Other non-specific PRMT inhibitors have been identified-MS023 binds to the active site of type I PRMTs [205]; while DS-437 acts on PRMTs 5 and 7 [206]. Inhibitors which are more specific to individual PRMTs would be preferential for combinatorial cancer therapy to minimise potential off-target effects. Promising specific PRMT inhibitors will be discussed below and have recently been reviewed [207].

PRMT1, being the most abundant PRMT [102], has been the target of the majority of PRMT-specific inhibitor development. Cyanine-derivative compounds have been synthesized based on the structure of AMI-1, such as E-84 which preferentially binds to PRMT1 over other PRMTs and has been demonstrated to decrease leukemia cell proliferation [208]. High-throughput screening was utilised to identify compounds to competitively bind to PRMT1 and PRMT8 [209]. Only PRMT1 and PRMT8 contain a hyper-reactive cysteine residue (C101) within the active site that comes into direct contact with S-adenosyl methionine during the methylation reaction [210]. CID5380390 and CID2818500 were found to produce the strongest inhibition with IC50 values of 23 and 11 μM, respectively [209]. CID5380390 was used to characterize PRMT activity in E. grandis roots [211]. However, no further studies have been published on the mechanism of action for either of these inhibitors.

The PRMT5-specific inhibitor, EPZ015666 (GSK3235025), inhibited growth in a panel of five MCL cell lines and inhibited tumor growth in a dose-dependent manner in MCL xenograft models [212]. The inhibitor structure was altered and renamed EPZ015938 and entered phase I clinical dose-escalation trials in 2016 as compound GSK3326595 for the treatment of solid tumors and non-Hodgkin’s lymphoma (NCT02783300) [213].

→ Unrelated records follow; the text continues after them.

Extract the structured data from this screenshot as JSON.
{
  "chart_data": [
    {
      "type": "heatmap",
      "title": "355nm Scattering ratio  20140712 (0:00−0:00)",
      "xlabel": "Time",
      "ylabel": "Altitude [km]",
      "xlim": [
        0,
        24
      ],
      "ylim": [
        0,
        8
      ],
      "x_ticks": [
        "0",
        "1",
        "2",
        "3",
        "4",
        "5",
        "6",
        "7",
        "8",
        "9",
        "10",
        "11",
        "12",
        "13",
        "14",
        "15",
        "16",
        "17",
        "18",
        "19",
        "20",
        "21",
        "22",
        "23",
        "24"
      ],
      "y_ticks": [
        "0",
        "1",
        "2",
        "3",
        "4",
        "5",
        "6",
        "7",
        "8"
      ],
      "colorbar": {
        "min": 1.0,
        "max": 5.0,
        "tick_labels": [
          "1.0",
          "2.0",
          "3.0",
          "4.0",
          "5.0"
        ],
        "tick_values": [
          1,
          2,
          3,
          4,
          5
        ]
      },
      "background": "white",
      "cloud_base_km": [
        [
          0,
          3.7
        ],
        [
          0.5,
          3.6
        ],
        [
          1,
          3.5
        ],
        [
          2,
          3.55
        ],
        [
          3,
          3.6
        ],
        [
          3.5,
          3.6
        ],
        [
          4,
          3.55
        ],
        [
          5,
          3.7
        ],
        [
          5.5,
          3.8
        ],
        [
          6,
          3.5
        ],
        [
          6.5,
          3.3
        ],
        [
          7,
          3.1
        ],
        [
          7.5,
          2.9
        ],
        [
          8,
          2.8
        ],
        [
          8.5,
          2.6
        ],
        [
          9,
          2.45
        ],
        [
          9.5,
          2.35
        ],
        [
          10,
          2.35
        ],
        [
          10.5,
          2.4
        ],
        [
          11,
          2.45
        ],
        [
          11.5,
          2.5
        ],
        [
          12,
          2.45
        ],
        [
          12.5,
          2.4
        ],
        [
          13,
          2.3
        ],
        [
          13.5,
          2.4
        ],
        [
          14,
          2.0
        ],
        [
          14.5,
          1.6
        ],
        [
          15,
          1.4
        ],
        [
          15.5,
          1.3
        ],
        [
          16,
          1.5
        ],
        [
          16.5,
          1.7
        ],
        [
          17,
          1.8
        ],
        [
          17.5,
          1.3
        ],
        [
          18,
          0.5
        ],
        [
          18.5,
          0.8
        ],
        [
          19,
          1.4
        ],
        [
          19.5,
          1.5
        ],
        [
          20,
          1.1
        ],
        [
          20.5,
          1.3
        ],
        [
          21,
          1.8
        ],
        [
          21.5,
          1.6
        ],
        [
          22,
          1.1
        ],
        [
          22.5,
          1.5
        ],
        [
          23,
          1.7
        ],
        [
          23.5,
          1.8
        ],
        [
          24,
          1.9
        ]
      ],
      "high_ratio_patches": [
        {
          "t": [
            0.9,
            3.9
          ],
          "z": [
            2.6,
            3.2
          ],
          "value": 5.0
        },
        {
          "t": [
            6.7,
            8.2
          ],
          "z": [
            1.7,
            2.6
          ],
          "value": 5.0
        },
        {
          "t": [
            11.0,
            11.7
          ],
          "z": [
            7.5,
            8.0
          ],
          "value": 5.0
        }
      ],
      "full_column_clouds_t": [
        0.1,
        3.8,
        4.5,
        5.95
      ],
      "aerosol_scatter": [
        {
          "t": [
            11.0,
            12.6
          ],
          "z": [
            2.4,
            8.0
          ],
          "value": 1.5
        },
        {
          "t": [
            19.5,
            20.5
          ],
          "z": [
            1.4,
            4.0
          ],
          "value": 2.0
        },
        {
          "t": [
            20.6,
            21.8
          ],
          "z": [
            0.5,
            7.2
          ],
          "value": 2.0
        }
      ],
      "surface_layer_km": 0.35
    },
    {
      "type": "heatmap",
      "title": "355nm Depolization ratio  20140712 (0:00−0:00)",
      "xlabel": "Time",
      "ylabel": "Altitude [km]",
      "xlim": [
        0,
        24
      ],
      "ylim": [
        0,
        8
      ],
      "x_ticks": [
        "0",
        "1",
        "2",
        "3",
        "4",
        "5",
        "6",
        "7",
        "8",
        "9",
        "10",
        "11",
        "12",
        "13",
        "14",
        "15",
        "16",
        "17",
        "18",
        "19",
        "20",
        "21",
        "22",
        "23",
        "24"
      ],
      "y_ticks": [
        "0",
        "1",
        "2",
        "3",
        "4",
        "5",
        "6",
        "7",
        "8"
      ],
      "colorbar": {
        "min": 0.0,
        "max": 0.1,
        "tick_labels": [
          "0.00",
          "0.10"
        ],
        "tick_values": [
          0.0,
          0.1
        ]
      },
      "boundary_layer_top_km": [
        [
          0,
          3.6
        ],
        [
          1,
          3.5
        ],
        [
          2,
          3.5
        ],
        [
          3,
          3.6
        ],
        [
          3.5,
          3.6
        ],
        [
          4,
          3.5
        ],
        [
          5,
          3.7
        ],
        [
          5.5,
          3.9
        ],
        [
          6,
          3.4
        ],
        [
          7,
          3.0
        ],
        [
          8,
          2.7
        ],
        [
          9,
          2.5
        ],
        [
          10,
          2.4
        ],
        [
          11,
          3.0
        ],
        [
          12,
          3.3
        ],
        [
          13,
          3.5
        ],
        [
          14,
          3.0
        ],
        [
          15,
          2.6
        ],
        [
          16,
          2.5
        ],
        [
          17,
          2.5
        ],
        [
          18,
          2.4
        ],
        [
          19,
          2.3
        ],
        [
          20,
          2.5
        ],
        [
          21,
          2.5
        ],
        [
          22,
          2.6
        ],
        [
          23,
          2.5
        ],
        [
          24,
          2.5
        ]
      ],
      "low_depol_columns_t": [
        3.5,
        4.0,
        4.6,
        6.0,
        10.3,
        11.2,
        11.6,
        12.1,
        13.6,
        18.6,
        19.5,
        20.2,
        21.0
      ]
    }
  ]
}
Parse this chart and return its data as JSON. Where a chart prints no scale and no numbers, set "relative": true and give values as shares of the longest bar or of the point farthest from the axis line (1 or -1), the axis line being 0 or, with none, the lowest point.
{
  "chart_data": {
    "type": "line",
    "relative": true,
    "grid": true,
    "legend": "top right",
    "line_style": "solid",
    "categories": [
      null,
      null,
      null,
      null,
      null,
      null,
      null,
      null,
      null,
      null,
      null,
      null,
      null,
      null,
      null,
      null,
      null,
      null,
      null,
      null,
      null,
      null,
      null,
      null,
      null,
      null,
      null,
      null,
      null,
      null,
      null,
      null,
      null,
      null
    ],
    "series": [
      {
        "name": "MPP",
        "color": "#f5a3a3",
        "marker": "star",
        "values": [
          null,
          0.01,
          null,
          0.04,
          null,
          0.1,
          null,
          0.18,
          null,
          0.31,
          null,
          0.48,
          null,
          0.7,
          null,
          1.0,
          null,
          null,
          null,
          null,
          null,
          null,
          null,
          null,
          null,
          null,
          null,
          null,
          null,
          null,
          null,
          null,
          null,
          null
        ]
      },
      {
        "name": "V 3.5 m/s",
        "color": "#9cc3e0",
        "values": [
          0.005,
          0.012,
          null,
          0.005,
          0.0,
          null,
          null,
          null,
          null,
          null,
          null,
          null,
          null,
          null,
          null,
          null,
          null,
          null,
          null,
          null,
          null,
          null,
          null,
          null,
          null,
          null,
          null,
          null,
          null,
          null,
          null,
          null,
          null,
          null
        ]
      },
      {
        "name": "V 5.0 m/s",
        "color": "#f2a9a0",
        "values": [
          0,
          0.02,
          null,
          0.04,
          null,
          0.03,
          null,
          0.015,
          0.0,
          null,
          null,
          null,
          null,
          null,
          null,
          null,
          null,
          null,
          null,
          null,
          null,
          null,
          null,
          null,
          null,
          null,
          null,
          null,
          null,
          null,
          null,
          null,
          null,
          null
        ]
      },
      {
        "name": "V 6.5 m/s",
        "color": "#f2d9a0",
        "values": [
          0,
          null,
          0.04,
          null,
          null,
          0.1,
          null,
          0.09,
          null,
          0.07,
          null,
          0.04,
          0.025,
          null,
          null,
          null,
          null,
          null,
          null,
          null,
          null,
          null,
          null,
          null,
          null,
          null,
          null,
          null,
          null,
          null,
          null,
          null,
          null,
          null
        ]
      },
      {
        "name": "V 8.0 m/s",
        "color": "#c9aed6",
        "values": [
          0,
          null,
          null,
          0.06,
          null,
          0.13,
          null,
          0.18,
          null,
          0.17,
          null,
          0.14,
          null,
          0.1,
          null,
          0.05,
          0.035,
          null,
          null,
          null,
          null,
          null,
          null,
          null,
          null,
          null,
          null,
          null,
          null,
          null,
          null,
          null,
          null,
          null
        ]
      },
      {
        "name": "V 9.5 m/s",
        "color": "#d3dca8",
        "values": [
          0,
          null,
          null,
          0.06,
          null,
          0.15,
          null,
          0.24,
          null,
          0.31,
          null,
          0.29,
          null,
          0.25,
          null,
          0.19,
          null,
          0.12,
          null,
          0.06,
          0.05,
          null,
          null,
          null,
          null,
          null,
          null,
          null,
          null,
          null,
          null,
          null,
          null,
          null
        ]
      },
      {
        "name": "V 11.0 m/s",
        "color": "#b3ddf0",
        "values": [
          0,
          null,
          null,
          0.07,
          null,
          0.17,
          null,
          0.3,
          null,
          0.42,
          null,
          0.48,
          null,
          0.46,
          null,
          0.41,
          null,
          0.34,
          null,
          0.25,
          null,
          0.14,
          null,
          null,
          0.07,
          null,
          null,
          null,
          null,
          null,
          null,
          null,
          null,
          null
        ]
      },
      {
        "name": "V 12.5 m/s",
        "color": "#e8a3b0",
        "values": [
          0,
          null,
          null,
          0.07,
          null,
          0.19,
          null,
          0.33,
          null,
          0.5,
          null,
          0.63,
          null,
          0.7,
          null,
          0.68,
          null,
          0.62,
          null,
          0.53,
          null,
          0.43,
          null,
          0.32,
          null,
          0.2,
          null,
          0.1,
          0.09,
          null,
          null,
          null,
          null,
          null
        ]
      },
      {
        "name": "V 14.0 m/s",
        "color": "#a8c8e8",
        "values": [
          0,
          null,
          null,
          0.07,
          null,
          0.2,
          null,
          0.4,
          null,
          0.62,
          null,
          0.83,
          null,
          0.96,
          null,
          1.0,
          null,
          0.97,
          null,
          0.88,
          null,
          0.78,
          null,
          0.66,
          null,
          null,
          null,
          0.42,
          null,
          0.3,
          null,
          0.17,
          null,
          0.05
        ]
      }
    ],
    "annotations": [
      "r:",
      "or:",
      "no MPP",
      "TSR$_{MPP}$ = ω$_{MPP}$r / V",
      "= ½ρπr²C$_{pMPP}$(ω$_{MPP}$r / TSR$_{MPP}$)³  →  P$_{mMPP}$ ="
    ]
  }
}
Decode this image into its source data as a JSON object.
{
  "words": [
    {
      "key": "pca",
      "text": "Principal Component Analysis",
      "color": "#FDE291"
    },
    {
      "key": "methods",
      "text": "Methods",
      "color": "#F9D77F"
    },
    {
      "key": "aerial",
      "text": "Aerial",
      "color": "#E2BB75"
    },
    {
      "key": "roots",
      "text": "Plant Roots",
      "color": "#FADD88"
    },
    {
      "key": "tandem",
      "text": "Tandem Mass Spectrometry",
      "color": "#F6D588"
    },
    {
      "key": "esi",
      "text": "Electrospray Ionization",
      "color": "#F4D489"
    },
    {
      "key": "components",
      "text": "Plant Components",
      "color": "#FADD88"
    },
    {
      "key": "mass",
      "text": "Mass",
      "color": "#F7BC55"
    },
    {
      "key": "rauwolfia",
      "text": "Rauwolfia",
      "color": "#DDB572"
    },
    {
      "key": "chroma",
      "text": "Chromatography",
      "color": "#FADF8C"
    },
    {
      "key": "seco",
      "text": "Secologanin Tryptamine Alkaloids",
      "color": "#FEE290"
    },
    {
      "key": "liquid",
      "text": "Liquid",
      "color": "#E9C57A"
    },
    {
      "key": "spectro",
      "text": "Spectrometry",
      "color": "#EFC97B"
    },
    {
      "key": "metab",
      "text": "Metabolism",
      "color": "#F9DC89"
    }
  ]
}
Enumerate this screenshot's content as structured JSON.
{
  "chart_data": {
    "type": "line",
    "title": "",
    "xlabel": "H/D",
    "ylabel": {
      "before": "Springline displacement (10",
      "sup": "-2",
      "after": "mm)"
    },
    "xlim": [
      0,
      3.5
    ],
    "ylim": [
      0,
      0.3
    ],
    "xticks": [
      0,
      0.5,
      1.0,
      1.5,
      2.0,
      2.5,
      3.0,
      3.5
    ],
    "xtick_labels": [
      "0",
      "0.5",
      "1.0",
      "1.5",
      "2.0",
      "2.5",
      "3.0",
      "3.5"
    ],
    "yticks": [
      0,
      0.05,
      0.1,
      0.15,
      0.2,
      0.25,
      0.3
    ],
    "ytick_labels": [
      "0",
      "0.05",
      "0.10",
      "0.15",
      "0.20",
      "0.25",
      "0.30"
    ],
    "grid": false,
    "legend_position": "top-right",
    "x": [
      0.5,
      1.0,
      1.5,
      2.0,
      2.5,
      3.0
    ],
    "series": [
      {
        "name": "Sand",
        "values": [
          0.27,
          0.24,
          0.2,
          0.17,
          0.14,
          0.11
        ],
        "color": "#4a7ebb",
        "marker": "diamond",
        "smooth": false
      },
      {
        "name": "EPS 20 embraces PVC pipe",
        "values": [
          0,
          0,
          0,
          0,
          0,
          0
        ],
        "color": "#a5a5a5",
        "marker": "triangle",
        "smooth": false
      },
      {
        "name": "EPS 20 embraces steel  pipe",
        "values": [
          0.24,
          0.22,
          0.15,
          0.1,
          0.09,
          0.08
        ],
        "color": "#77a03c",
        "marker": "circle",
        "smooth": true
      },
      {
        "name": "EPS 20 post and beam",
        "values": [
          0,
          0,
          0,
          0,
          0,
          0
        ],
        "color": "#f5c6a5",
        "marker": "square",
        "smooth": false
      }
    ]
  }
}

More specific inhibition of individual methylated residues with peptide or small molecule inhibitors will present fewer side effects and will be the most likely successful design of personalised cancer treatment of the future. In line with this, a recent review discussed first-generation inhibitors of arginine methylation currently in pre-clinical or phase I/II clinical trials [214].

Next steps

While it is clear that protein arginine methylation is emerging as a key regulator of the cell cycle and may offer suitable targets for novel cancer drug development in the future, the immediate research effort should focus on a more detailed and complete cataloguing of PRMTs and their substrates at different stages of the cell cycle and in various cancer types. Hand in hand with this rather mammoth effort would need to be the development of more specific PRMT inhibitors to not only identify which substrate is methylated on which residue by what PRMT, but to also facilitate the study of downstream functions of the methylation and molecular mechanisms of arginine methylation including effects on alternative splicing. It should be noted that these arginine methylation modifications or aberrant PRMT expression levels could differ between cell/tissue type, between cancer types and even between individual patients. Further emphasis should be placed on unravelling the complex interplay and cross regulation of phosphorylation and methylation which has been so far reported in a few proteins but may be a more widespread regulatory mechanism of protein function that may offer further targets of intervention.

Conclusions

In the coming age of personalised cancer treatment, targeting the specific mutations and anomalous proteins of each patient’s cancer will lead to increased recovery rates. Although our current knowledge of the role of arginine methylation in cell cycle control and cancer development is still in its infancy, it is clear that arginine methylation is an emerging key regulator of the cell cycle that rivals protein phosphorylation in its importance. Further studies are required to determine the exact role that protein arginine methylation plays within the cell cycle, and how this may be used to develop future cancer treatments to target aberrant protein arginine methylation.